In my opinion, one of the disturbing features of the NewAPPS blog post comes near the end:

"Yep. It's true. I know. I know because people tell me. They are not shy about it either. They say that that's what they do. They don’t think it will cause them to make biased decisions. They just want to know whose paper they are wasting their time on."

There is a disturbing feature referenced here: the culture of academic philosophy, or perhaps more generally of academic refereeing, not only permitting lifting the veil of blind refereeing as a private practice, but allowing referees to discuss this practice openly uncensured. Telling the journal editor for whom you have contributed 'blind' refereeing labour that your refereeing was not blind? Telling a fellow referee that you know whose paper you 'blind' refereed? Telling a colleague how you googled key phrases? You should be embarrassed. We should all be embarrassed by the violation of the supposed blindness of refereeing. And, in order to change the culture, we should react. Although the non-blindness practice of googling is likely to persist, it should be called out every time it appears in a public forum or discussion or conversation.

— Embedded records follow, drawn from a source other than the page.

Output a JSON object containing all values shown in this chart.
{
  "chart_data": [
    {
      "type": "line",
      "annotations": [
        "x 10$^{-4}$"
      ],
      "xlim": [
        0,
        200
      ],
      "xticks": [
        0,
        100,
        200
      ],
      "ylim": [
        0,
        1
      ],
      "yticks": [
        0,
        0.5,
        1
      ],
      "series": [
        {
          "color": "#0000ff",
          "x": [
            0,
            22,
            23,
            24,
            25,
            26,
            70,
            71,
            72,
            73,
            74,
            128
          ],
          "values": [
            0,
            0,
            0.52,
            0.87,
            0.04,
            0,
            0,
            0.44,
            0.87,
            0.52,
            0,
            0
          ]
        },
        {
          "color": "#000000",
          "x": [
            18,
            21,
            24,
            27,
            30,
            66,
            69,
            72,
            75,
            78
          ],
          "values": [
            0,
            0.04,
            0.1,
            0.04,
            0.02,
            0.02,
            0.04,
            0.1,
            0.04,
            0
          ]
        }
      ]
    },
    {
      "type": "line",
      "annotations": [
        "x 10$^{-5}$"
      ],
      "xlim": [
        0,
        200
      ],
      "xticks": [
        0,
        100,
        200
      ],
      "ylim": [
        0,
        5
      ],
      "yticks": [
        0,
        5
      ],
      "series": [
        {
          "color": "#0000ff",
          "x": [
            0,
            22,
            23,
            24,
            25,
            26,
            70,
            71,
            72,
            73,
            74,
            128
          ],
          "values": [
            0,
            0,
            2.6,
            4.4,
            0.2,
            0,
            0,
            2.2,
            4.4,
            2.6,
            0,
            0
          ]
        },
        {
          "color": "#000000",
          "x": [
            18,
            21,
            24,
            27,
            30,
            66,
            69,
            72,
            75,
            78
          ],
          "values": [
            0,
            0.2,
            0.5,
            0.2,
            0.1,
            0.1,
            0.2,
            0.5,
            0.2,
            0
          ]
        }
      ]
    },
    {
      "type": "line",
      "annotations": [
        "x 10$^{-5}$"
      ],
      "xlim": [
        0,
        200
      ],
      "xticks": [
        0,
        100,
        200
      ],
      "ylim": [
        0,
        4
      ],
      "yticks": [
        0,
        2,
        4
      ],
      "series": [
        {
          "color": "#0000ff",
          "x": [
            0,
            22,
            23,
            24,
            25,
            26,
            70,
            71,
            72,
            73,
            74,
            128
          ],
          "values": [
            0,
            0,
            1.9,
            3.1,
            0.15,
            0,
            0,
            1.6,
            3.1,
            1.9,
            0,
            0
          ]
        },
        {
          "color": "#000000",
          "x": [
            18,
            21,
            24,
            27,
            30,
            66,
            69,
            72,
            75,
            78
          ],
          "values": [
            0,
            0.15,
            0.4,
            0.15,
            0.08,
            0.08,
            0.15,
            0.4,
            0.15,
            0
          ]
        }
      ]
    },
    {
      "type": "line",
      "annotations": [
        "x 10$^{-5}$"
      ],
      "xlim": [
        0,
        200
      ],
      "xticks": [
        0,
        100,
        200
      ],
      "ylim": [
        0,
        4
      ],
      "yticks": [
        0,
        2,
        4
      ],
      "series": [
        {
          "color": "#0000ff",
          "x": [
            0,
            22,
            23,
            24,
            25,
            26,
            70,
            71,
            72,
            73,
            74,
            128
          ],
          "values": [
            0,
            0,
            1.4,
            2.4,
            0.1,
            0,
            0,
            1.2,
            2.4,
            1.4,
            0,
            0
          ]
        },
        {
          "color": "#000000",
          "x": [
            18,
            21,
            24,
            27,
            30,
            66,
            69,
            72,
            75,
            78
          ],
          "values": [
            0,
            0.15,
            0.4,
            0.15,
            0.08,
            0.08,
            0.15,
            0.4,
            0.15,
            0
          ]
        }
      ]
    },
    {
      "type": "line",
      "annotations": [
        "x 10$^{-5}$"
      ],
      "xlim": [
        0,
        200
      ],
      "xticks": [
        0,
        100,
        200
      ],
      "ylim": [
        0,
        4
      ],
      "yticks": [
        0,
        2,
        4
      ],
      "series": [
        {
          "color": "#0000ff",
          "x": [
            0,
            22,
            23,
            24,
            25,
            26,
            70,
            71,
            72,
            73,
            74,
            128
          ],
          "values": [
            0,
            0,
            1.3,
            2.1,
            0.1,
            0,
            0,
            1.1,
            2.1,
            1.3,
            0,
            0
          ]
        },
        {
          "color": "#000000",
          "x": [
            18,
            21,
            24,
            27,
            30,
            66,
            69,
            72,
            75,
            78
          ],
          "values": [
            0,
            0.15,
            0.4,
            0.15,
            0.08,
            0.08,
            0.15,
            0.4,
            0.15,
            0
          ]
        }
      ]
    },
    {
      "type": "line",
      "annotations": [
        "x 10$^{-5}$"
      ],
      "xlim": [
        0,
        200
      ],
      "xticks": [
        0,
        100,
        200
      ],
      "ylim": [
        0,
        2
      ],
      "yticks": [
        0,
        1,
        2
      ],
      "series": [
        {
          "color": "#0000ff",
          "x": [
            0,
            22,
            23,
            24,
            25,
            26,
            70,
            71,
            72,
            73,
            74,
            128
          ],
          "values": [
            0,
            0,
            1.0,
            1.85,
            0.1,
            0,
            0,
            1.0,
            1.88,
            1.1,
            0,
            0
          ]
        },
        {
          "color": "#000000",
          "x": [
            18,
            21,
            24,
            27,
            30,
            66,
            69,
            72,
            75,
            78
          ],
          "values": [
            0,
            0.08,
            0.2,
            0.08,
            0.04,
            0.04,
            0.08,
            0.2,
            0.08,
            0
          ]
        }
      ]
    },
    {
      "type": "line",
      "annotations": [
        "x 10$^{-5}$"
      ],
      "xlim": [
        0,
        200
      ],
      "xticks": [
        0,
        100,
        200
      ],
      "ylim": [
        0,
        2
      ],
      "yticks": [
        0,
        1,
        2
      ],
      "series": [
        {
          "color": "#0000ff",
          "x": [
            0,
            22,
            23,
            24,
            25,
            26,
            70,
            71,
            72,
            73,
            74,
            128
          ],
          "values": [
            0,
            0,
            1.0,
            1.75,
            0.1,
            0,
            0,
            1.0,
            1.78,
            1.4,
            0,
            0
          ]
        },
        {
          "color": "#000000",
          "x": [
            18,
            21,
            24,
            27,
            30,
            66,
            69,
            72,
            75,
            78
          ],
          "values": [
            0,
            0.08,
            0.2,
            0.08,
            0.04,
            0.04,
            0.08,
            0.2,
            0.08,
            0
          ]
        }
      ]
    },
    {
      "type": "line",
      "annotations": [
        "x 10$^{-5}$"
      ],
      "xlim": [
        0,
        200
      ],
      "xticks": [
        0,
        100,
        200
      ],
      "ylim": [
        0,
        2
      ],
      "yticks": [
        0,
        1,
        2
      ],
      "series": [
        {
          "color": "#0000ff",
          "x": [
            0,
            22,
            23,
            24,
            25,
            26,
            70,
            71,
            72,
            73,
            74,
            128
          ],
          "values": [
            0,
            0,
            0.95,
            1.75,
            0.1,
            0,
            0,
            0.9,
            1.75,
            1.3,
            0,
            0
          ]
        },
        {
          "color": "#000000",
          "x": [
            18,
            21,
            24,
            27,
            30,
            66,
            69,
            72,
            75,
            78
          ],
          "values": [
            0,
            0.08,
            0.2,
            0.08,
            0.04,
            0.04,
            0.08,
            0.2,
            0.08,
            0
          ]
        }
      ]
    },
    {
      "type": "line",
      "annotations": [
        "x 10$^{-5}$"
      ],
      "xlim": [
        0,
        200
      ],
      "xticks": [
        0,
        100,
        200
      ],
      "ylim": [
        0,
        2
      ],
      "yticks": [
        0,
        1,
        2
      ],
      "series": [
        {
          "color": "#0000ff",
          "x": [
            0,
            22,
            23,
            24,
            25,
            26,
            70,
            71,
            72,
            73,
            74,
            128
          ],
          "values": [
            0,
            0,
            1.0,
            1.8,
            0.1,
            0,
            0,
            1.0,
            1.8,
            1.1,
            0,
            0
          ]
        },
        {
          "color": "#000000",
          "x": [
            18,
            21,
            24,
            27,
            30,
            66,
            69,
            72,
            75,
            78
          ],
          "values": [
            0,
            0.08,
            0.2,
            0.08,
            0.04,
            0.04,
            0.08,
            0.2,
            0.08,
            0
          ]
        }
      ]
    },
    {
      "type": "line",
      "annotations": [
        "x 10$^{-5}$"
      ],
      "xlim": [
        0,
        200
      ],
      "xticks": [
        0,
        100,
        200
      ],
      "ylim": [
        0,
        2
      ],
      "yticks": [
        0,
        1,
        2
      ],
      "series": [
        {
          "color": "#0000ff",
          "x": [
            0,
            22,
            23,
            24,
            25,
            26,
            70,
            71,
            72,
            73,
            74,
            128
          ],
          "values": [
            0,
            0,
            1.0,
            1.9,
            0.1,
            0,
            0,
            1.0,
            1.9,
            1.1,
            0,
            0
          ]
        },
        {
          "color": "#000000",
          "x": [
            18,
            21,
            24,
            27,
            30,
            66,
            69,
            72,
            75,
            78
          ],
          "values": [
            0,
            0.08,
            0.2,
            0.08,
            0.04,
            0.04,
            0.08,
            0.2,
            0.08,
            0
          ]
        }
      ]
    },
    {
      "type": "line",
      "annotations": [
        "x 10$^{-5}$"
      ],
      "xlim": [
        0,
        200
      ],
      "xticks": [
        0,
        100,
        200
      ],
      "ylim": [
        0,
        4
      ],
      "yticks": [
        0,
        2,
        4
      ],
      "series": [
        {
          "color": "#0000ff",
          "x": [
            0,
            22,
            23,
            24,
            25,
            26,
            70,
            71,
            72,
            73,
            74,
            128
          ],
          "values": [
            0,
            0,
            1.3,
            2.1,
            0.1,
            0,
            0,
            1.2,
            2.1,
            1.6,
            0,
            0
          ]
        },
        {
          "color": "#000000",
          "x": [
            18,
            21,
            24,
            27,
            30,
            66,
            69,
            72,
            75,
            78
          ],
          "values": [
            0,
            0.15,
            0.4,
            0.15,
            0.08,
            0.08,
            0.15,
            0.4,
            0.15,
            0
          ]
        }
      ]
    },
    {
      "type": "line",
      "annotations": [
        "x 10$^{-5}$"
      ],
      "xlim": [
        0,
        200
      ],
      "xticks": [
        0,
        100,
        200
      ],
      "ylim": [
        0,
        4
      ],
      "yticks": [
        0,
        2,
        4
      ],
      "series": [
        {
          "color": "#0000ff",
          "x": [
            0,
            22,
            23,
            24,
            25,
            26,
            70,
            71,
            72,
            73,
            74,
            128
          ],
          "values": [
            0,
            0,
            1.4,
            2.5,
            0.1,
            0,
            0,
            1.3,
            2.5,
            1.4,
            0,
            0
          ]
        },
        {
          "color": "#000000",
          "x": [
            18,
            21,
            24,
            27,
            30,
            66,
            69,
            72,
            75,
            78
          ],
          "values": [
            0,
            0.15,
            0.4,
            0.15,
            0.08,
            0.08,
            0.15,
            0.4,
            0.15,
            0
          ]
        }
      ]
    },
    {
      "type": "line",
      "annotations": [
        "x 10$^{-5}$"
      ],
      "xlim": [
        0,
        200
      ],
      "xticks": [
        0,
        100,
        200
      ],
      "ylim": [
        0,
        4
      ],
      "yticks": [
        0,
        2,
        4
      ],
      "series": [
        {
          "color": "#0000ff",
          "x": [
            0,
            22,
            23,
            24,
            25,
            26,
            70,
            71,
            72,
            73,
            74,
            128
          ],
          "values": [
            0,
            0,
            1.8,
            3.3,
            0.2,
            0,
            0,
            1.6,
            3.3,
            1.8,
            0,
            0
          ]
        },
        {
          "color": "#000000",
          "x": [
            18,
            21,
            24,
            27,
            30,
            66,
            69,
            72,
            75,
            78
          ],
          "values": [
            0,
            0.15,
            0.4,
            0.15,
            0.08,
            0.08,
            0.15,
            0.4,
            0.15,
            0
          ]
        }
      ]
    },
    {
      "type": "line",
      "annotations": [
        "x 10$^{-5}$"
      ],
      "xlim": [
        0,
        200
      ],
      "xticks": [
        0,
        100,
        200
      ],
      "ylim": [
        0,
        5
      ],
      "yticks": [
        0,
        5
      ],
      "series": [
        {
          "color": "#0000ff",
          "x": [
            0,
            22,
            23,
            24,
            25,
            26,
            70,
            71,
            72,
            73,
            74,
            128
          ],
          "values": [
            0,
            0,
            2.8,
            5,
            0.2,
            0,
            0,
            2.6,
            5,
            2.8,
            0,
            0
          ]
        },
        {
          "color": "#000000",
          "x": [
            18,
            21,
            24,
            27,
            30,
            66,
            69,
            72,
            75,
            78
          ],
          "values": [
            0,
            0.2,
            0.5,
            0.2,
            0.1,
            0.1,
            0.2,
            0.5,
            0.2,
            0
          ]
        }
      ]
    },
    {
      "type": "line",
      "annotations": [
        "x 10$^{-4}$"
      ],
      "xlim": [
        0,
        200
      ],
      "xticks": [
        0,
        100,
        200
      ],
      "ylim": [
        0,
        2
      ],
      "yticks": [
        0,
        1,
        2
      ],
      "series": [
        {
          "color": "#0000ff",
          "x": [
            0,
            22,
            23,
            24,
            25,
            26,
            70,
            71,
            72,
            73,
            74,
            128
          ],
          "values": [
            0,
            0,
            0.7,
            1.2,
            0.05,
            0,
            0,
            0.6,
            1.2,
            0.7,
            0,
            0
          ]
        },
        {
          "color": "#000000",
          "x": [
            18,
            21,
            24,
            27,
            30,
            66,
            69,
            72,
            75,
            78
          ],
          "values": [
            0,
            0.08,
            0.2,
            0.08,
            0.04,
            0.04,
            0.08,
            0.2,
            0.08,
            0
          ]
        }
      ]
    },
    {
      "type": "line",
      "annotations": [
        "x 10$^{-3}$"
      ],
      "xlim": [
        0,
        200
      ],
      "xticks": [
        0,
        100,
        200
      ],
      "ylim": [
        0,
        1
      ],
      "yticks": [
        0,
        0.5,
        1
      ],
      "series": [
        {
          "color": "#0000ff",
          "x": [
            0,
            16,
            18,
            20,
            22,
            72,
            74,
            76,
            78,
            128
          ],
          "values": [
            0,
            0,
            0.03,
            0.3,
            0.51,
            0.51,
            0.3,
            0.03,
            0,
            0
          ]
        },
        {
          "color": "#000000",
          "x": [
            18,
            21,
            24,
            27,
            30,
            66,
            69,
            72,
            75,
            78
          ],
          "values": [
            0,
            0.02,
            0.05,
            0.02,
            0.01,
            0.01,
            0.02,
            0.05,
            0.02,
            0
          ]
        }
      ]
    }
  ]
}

There is a cultural shift needed here. It is akin to (although I do not mean to suggest moral equivalence) the cultural shift that we have needed to make it unacceptable to tell racist or sexist or homophobia jokes. One argument in that (much more serious) case was that private opinions would not be shifted by limiting free speech. And the related argument here is that the private practice will persist even if we begin to condemn the public expression of it. But my suggestion is the hope that in at least the cases of the racist joke-teller who does not realize her joke is racist, she will learn _that_ her joke is racist, and moreover that her opinion regarding its harmlessness is not widely shared. In drawing the analogy, the hope is that a public culture of condemnation of non-blind 'blind' peer review will help to effect a cultural shift. This practice is not okay; it does indeed harm some people; and those who search for the author, or otherwise unblind the process should be censured in order to shift the culture.


Clement here.

If an article that happened to be plagiarized were to be published because I recommended publication with a favorable review, then I would judge myself responsible (in some non-trivial sense) for the plagiarized publication. Maintaining my integrity as a reviewer requires that I test for plagiarism prior to recommending publication to an editor. This doesn't seem controversial to me.

The Committee on Publication Ethics (COPE) envisions that referees will report plagiarism to editors. See the flow chart here:


Lewis Powell


I think part of why some people were taken aback by the way you phrased the original comment was that you seemed to view it as entirely unimportant whether your safeguards against plagiarism undermined the blindness of the review. Since you are agreeing to referee as a blind reviewer, then, even an acute sensitivity to the issue of detecting plagiarism should seem like something of a conflict in the obligations you have. My question to you is whether you wait until after you have composed your report (or, at the very least, settled on a recommendation to provide the editors) prior to taking actions which might lead you to learn the identity of the author of the manuscript you are reviewing.